Greece has a big investment gap which has a negative impact on competitiveness and growth, a survey by PriceWaterhouseCoopers (PwC) said on Thursday.
The survey, titled “From Recession to Recovery: Policies to facilitate investments,” showed that in the period 2009-2016 investments as a percentage of GDP diverged from European average levels, creating a widened investment gap worth 450 billion euros.
The country’s investment needs, to support a real economic growth of 3-4 pct annually, are estimated at around 210 billion euros for the 2018-2022 period. Greece is expected to receive around 100 billion euros from funding agreement with community authorities, leaving an accumulated funding gap of 110 billion euros.
PwC’s survey showed that the Greek economy failed to attract foreign capital, depending up to 90 pct from domestic funding sources. It added that shortcomings of funding mechanisms owned by the country have a direct impact on the ability to mobilize the necessary capital, while negative a savings rate hindered credit expansion domestically. Greek companies have difficulties in accessing equity capital, a key for a “soft” funding and borrowing, while absorption of EU funds is progressing slowly.

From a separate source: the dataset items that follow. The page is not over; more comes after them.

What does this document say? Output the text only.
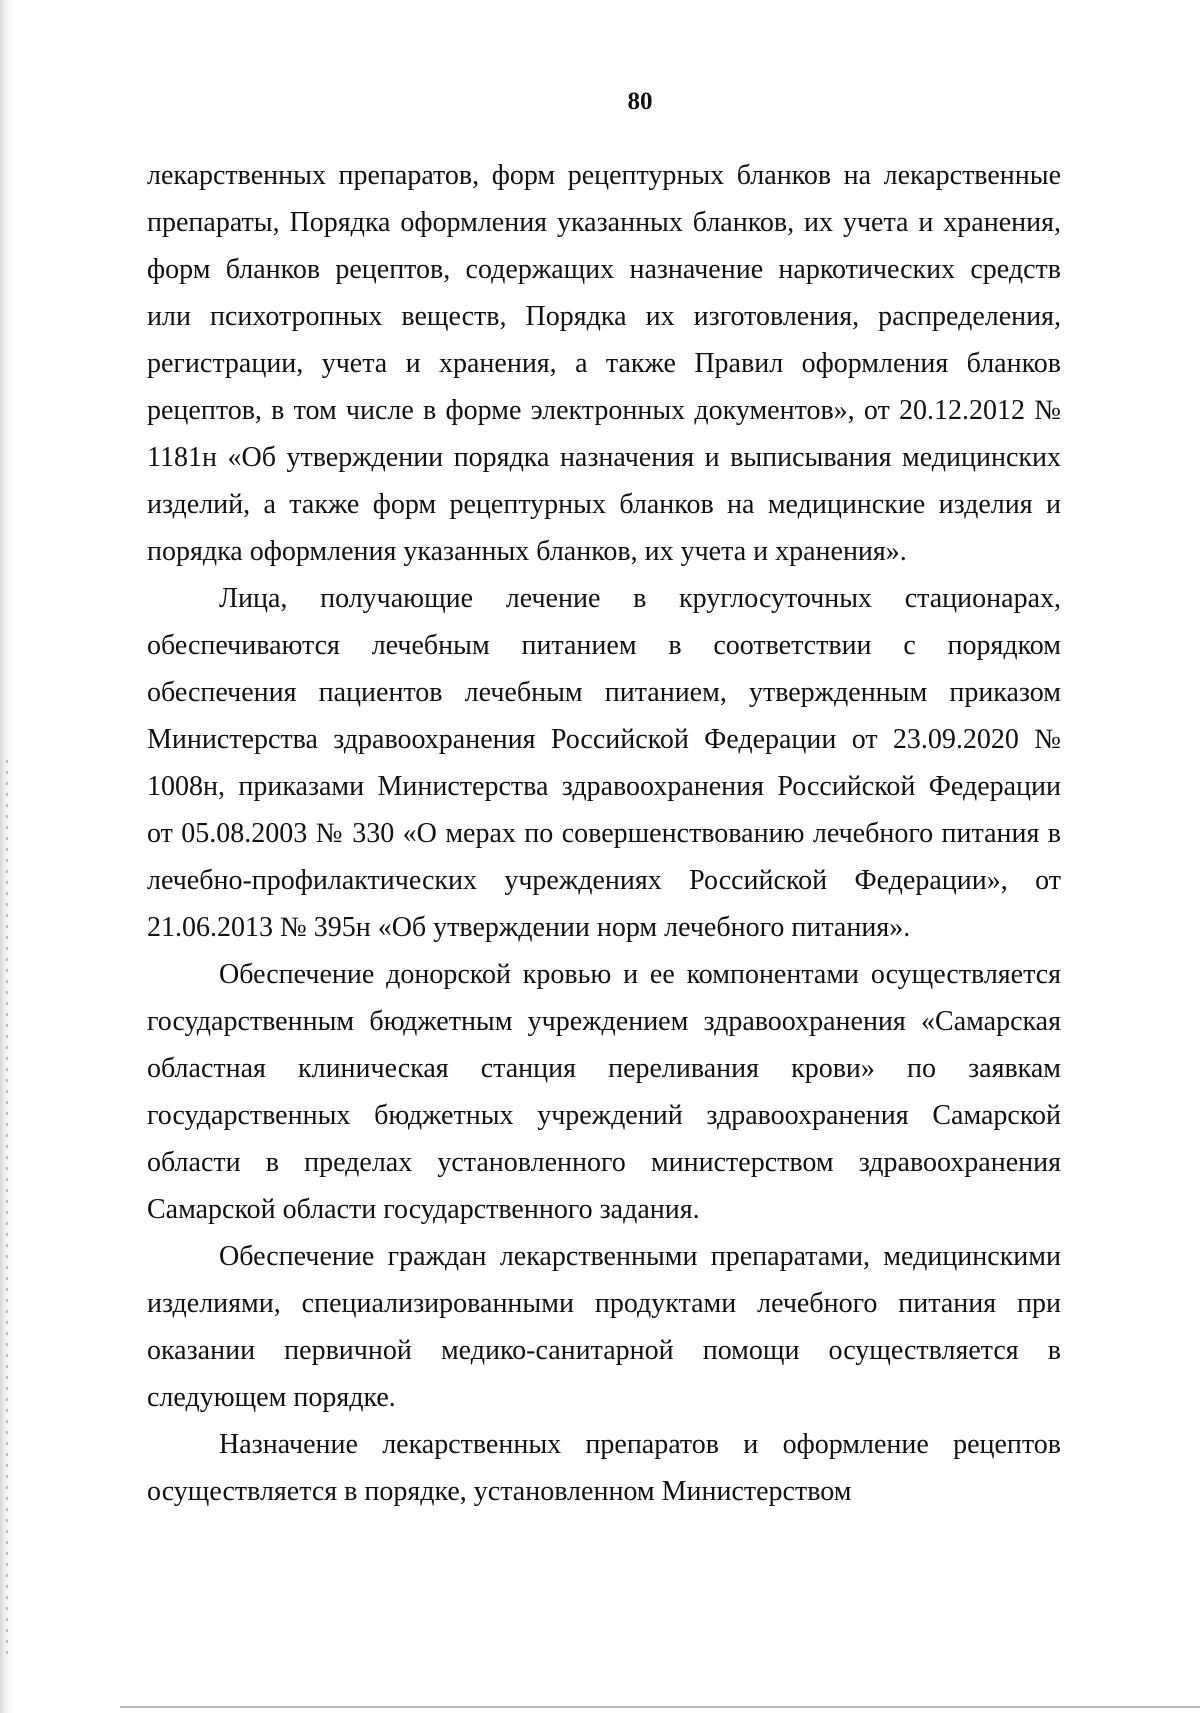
80

лекарственных препаратов, форм рецептурных бланков на лекарственные препараты, Порядка оформления указанных бланков, их учета и хранения, форм бланков рецептов, содержащих назначение наркотических средств или психотропных веществ, Порядка их изготовления, распределения, регистрации, учета и хранения, а также Правил оформления бланков рецептов, в том числе в форме электронных документов», от 20.12.2012 № 1181н «Об утверждении порядка назначения и выписывания медицинских изделий, а также форм рецептурных бланков на медицинские изделия и порядка оформления указанных бланков, их учета и хранения».

Лица, получающие лечение в круглосуточных стационарах, обеспечиваются лечебным питанием в соответствии с порядком обеспечения пациентов лечебным питанием, утвержденным приказом Министерства здравоохранения Российской Федерации от 23.09.2020 № 1008н, приказами Министерства здравоохранения Российской Федерации от 05.08.2003 № 330 «О мерах по совершенствованию лечебного питания в лечебно-профилактических учреждениях Российской Федерации», от 21.06.2013 № 395н «Об утверждении норм лечебного питания».

Обеспечение донорской кровью и ее компонентами осуществляется государственным бюджетным учреждением здравоохранения «Самарская областная клиническая станция переливания крови» по заявкам государственных бюджетных учреждений здравоохранения Самарской области в пределах установленного министерством здравоохранения Самарской области государственного задания.

Обеспечение граждан лекарственными препаратами, медицинскими изделиями, специализированными продуктами лечебного питания при оказании первичной медико-санитарной помощи осуществляется в следующем порядке.

Назначение лекарственных препаратов и оформление рецептов осуществляется в порядке, установленном Министерством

PwC Greece recommends a framework of eight policies facilitating investments:
– strengthening confidence in political process and the institutions,
– stabilizing the tax system,
– drafting and implementing a stable industrial, touristic and energy policy,
– changing the architecture of the banking system with an active management of non-performing loans,
– implementing investments in large infrastructure with private funding,
– reviving the house market,
– mobilizing institutional funds for small- and medium-sized enterprises, and
– raising the efficiency of “soft” funding.